Endpoint Audience Answers
/livez Orchestrator (Kubernetes, Docker, Nomad, systemd) Is the process alive? Should it be restarted?
/readyz Load balancer, reverse proxy, service mesh Can this instance serve traffic?
/healthz Operators, dashboards, uptime monitors What is the state of each component?

Liveness never checks dependencies. A failing database must never restart your container. Readiness runs all critical checks concurrently. If any fails, the instance is removed from the load balancer. Aggregate also runs non-critical checks and returns a JSON report for humans. Probe bodies stay empty to keep the wire minimal and the signal unambiguous.

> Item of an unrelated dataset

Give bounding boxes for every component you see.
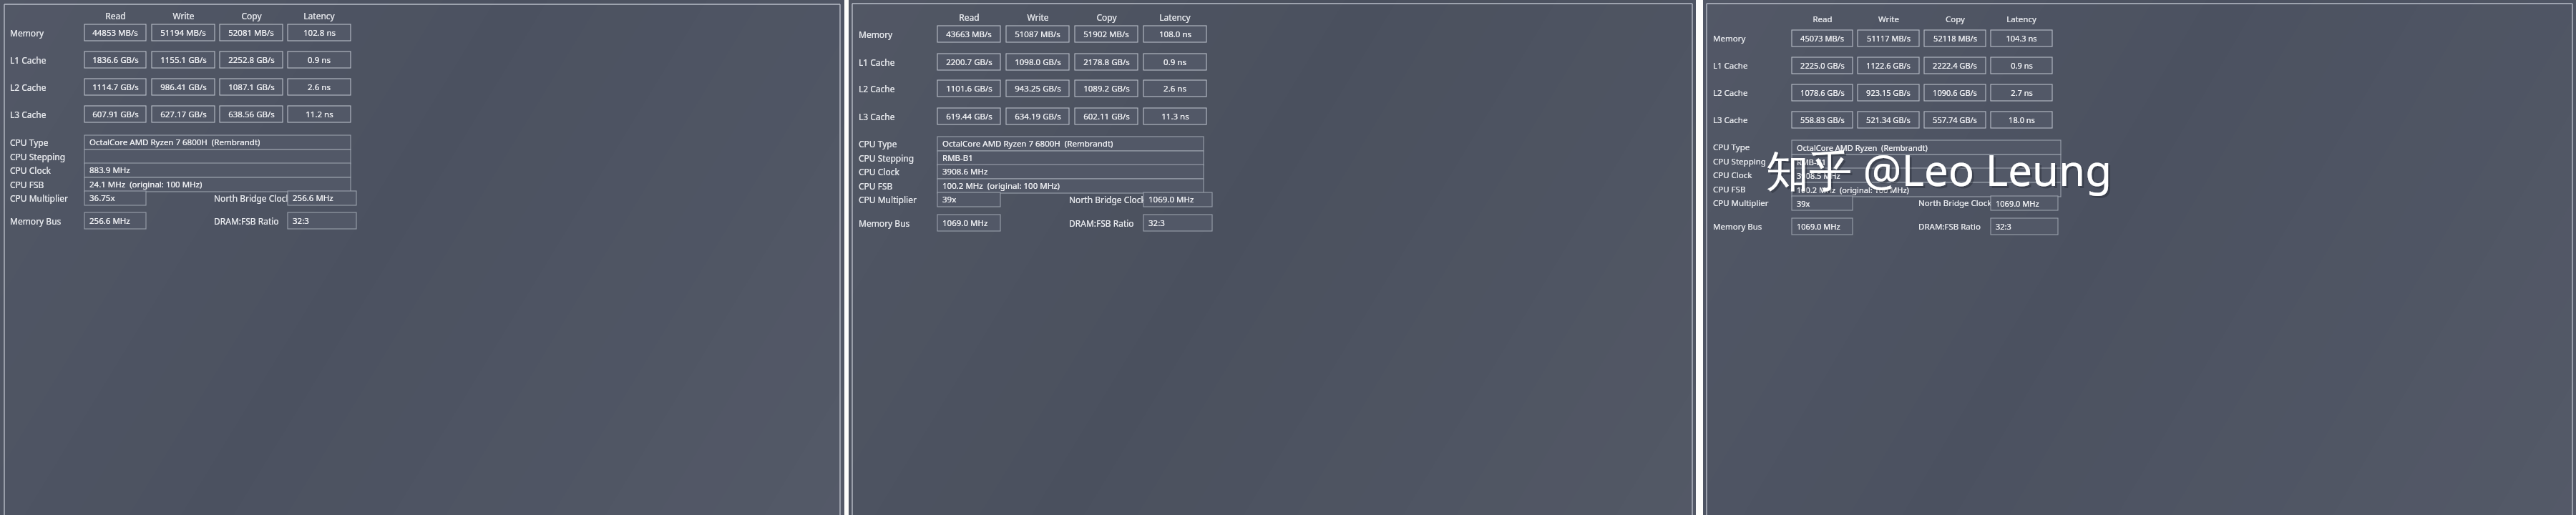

The HTTP status code is the only thing orchestrators read.

Status Vocabulary

Binary status, used for both components and the aggregate:

Status Meaning
ok The check passed. At the aggregate level: every critical check passed.
error The check failed. At the aggregate level: at least one critical check failed.

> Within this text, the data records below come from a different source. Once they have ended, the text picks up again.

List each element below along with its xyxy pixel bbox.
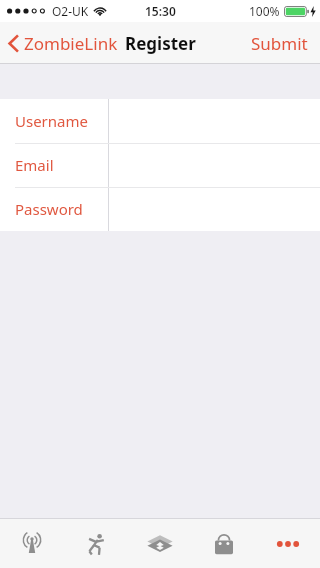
button[interactable]: Password xyxy=(0,187,320,231)
staticText: ZombieLink xyxy=(24,32,118,55)
staticText: Register xyxy=(125,32,196,55)
staticText: Email xyxy=(15,155,54,175)
button[interactable]: ZombieLink xyxy=(0,22,126,64)
button[interactable]: Activity xyxy=(64,519,128,568)
button[interactable]: Layers xyxy=(128,519,192,568)
staticText: 100% xyxy=(249,3,280,19)
button[interactable]: More xyxy=(256,519,320,568)
staticText: Submit xyxy=(251,32,308,55)
button[interactable]: Broadcast xyxy=(0,519,64,568)
button[interactable]: Email xyxy=(0,143,320,187)
staticText: O2-UK xyxy=(52,3,89,19)
staticText: Username xyxy=(15,111,88,131)
button[interactable]: Shop xyxy=(192,519,256,568)
button[interactable]: Submit xyxy=(239,22,320,64)
staticText: 15:30 xyxy=(145,3,176,19)
button[interactable]: Username xyxy=(0,99,320,143)
staticText: Password xyxy=(15,199,83,219)
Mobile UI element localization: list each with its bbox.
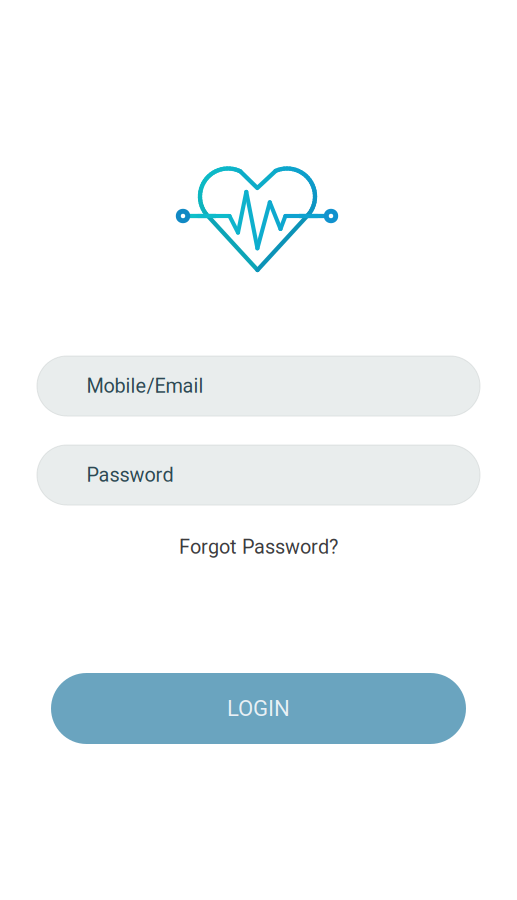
button[interactable]: Mobile/Email xyxy=(37,356,480,416)
staticText: Forgot Password? xyxy=(179,535,338,559)
button[interactable]: LOGIN xyxy=(51,673,466,744)
staticText: LOGIN xyxy=(227,696,290,721)
staticText: Password xyxy=(86,463,174,487)
button[interactable]: Forgot Password? xyxy=(169,534,348,560)
button[interactable]: Password xyxy=(37,445,480,505)
staticText: Mobile/Email xyxy=(86,374,204,398)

Non-critical failures produce status: "error" on the individual check but do not flip the aggregate. The aggregate only goes to error when at least one critical check fails.

Function-Based API

Checks are plain functions. No base class to inherit from.

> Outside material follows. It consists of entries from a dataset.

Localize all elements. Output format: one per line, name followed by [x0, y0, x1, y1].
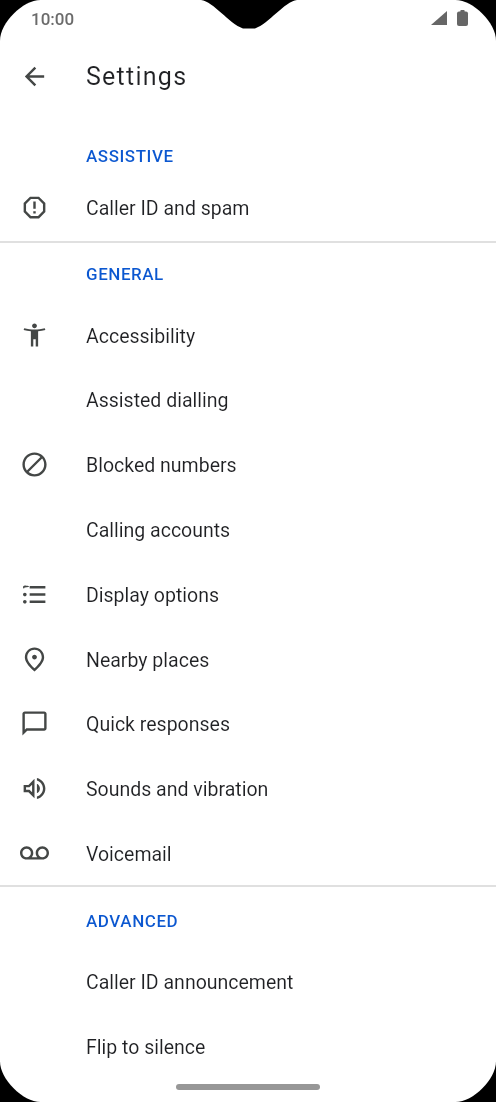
staticText: Caller ID announcement: [86, 971, 294, 994]
button[interactable]: Blocked numbers: [0, 433, 496, 498]
button[interactable]: Flip to silence: [0, 1015, 496, 1080]
staticText: ASSISTIVE: [86, 146, 174, 166]
button[interactable]: Nearby places: [0, 628, 496, 693]
button[interactable]: Assisted dialling: [0, 368, 496, 433]
staticText: Nearby places: [86, 649, 210, 672]
button[interactable]: Caller ID announcement: [0, 950, 496, 1015]
button[interactable]: Navigate up: [10, 52, 58, 100]
staticText: Sounds and vibration: [86, 778, 269, 801]
button[interactable]: Quick responses: [0, 692, 496, 757]
staticText: Blocked numbers: [86, 454, 237, 477]
staticText: Caller ID and spam: [86, 197, 250, 220]
button[interactable]: Sounds and vibration: [0, 757, 496, 822]
staticText: Voicemail: [86, 843, 172, 866]
staticText: Accessibility: [86, 325, 196, 348]
staticText: Settings: [86, 62, 188, 91]
staticText: Assisted dialling: [86, 389, 229, 412]
button[interactable]: Accessibility: [0, 304, 496, 369]
button[interactable]: Calling accounts: [0, 498, 496, 563]
button[interactable]: Voicemail: [0, 822, 496, 887]
button[interactable]: Display options: [0, 563, 496, 628]
staticText: Display options: [86, 584, 219, 607]
staticText: ADVANCED: [86, 911, 179, 931]
button[interactable]: Caller ID and spam: [0, 176, 496, 241]
staticText: 10:00: [31, 9, 75, 29]
staticText: Calling accounts: [86, 519, 231, 542]
staticText: Quick responses: [86, 713, 230, 736]
staticText: GENERAL: [86, 264, 164, 284]
staticText: Flip to silence: [86, 1036, 206, 1059]
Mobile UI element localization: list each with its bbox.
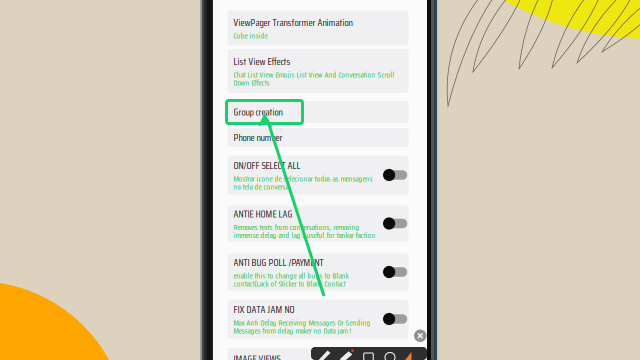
button[interactable]: Close markup xyxy=(414,330,426,342)
button[interactable]: ON/OFF SELECT ALL xyxy=(228,156,408,194)
staticText: enable this to change all bugs to Blank … xyxy=(234,272,348,288)
button[interactable]: IMAGE VIEWS xyxy=(228,348,408,360)
staticText: Cube inside xyxy=(234,32,268,40)
staticText: Max Anti Delay Receiving Messages Or Sen… xyxy=(234,319,370,335)
staticText: IMAGE VIEWS xyxy=(234,353,280,360)
staticText: ON/OFF SELECT ALL xyxy=(234,159,300,172)
button[interactable]: List View Effects xyxy=(228,49,408,93)
staticText: FIX DATA JAM NO xyxy=(234,303,294,316)
staticText: ANTIE HOME LAG xyxy=(234,208,292,220)
staticText: Phone number xyxy=(234,131,282,144)
staticText: Removes texts from conversations, removi… xyxy=(234,223,376,239)
button[interactable]: FIX DATA JAM NO xyxy=(228,300,408,338)
button[interactable]: ANTI BUG POLL /PAYMENT xyxy=(228,254,408,290)
button[interactable]: Arrow xyxy=(401,349,421,360)
button[interactable]: Pen xyxy=(314,349,336,360)
button[interactable]: Group creation xyxy=(228,101,408,123)
button[interactable]: Highlighter xyxy=(336,349,358,360)
staticText: ANTI BUG POLL /PAYMENT xyxy=(234,256,324,269)
staticText: Chat List View Emojis List View And Conv… xyxy=(234,71,394,87)
button[interactable]: Phone number xyxy=(228,128,408,147)
button[interactable]: Shape xyxy=(358,349,379,360)
button[interactable]: ViewPager Transformer Animation xyxy=(228,10,408,46)
staticText: Group creation xyxy=(234,106,282,118)
staticText: List View Effects xyxy=(234,55,290,68)
staticText: Mostrar icone de selecionar todas as men… xyxy=(234,175,372,191)
button[interactable]: Lasso select xyxy=(379,349,401,360)
button[interactable]: ANTIE HOME LAG xyxy=(228,206,408,242)
staticText: ViewPager Transformer Animation xyxy=(234,16,352,29)
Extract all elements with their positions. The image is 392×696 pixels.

from grelmicro.health import HealthDetails, HealthRegistry
from grelmicro.health.errors import HealthError

health = HealthRegistry()


# Decorator form: register an async function under a name
@health.check("database")
async def check_database() -> HealthDetails | None:
    # Return None on success (healthy, no details)
    return None


@health.check("redis")
async def check_redis() -> HealthDetails | None:
    # Return a dict to include details (e.g. metrics)
    return {"latency_ms": 1.2, "version": "7.2"}


@health.check("external-api", critical=False)
async def check_external_api() -> HealthDetails | None:
    # Raise HealthError to expose a specific message in the error field.
    # Other exceptions produce a generic "Health check failed" message.
    msg = "Connection refused"
    raise HealthError(msg)

This mirrors FastAPI's own @app.get("/path") routing style and keeps grelmicro small. Return types are statically checked. JSONEncodable (recursive) includes primitives, datetime, nested dict / list / tuple, and any Mapping subclass. Type checkers (mypy, ty) catch non-serializable returns like bytes or custom objects at authoring time.

Concurrent Execution

All selected checks run in parallel via an anyio task group. A slow check does not block other checks. Each check runs with its own timeout (falling back to the registry default).